La Chine surveille les émissions de l'espace, l'objectif carbone est un grand test
JAKARTA - La Chine prend de plus en plus au sérieux l’utilisation de la technologie spatiale pour surveiller les émissions de carbone. La dernière étape a été franchie par le vaisseau cargo Tianzhou-10 qui a envoyé des dispositifs de surveillance des gaz à effet de serre vers la station spatiale chinoise.
Citée par Xinhua mardi 12 mai, l’appareil est un instrument léger à haute résolution pour détecter les sources d’émissions de gaz à effet de serre. Son développement est conduit par l’Hong Kong University of Science and Technology.
L'instrument sera installé à l'extérieur de la station spatiale. Il mesure la concentration de dioxyde de carbone et de méthane dans les principales sources d'émissions dans les régions de latitude moyenne à basse dans le monde.
Les données de cet outil seront utilisées pour soutenir la surveillance, la notification et la vérification des émissions de gaz à effet de serre. Des données plus précises sont nécessaires pour mesurer plus clairement la mise en œuvre des objectifs climatiques.
« Cet équipement fournira un soutien solide en matière de données aux initiatives « carbone double » de la Chine et contribuera à la sagesse chinoise dans la réponse mondiale aux changements climatiques », a déclaré le National Space Science Center de l’Académie chinoise des sciences.
La Chine a fixé un objectif carbone double, à savoir que les émissions de dioxyde de carbone atteindront leur point culminant avant 2030 et seront neutres en carbone avant 2060.
Le lancement du chargement Tianzhou-10 fait partie d'une série de mesures prises par la Chine pour construire un système de surveillance du carbone depuis l'orbite. Le mois dernier, la Chine a également lancé un satellite de détection de gaz à effet de serre à haute précision équipé d'un lidar atmosphérique.
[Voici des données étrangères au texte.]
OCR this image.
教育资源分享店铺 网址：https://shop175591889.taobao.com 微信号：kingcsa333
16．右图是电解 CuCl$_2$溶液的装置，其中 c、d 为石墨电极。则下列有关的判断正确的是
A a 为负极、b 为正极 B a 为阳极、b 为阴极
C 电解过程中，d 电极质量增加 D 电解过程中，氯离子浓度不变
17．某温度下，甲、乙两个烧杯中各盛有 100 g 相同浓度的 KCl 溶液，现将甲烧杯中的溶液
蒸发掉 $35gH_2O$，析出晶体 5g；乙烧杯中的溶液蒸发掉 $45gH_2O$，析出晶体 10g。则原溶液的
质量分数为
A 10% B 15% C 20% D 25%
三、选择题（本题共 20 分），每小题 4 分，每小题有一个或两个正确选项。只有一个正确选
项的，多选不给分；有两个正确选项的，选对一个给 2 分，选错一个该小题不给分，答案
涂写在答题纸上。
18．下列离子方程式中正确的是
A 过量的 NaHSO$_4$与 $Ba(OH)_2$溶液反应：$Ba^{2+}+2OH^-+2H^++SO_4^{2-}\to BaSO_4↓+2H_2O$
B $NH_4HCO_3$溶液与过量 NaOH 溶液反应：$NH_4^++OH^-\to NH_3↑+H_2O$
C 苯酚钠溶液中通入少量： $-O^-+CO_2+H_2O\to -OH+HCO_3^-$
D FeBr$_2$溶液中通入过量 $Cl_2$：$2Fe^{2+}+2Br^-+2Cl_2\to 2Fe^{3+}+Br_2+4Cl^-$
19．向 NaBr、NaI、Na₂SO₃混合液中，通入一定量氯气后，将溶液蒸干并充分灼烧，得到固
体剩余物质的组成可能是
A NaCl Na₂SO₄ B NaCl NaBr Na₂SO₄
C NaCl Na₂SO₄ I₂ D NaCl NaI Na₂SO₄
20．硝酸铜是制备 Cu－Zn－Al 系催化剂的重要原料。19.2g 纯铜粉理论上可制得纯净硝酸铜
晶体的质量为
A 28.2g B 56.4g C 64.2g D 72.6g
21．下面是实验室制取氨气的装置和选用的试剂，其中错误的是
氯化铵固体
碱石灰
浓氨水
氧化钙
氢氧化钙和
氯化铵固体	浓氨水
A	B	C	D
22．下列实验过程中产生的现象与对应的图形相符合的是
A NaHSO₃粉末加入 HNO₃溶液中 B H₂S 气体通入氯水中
Le lidar est une technologie de balayage à longue distance à base de laser. Dans ce contexte, le lidar est utilisé pour lire la composition de l'atmosphère plus soigneusement.
En avril 2022, la Chine a lancé un satellite de surveillance de l’environnement atmosphérique. En juillet 2024, le satellite devrait pouvoir détecter la concentration de la colonne de dioxyde de carbone avec une precision de 1 ppm et fonctionner globalement en permanence. Un ppm ou parts par million est l’unité pour indiquer la concentration d’une substance dans un volume minuscule.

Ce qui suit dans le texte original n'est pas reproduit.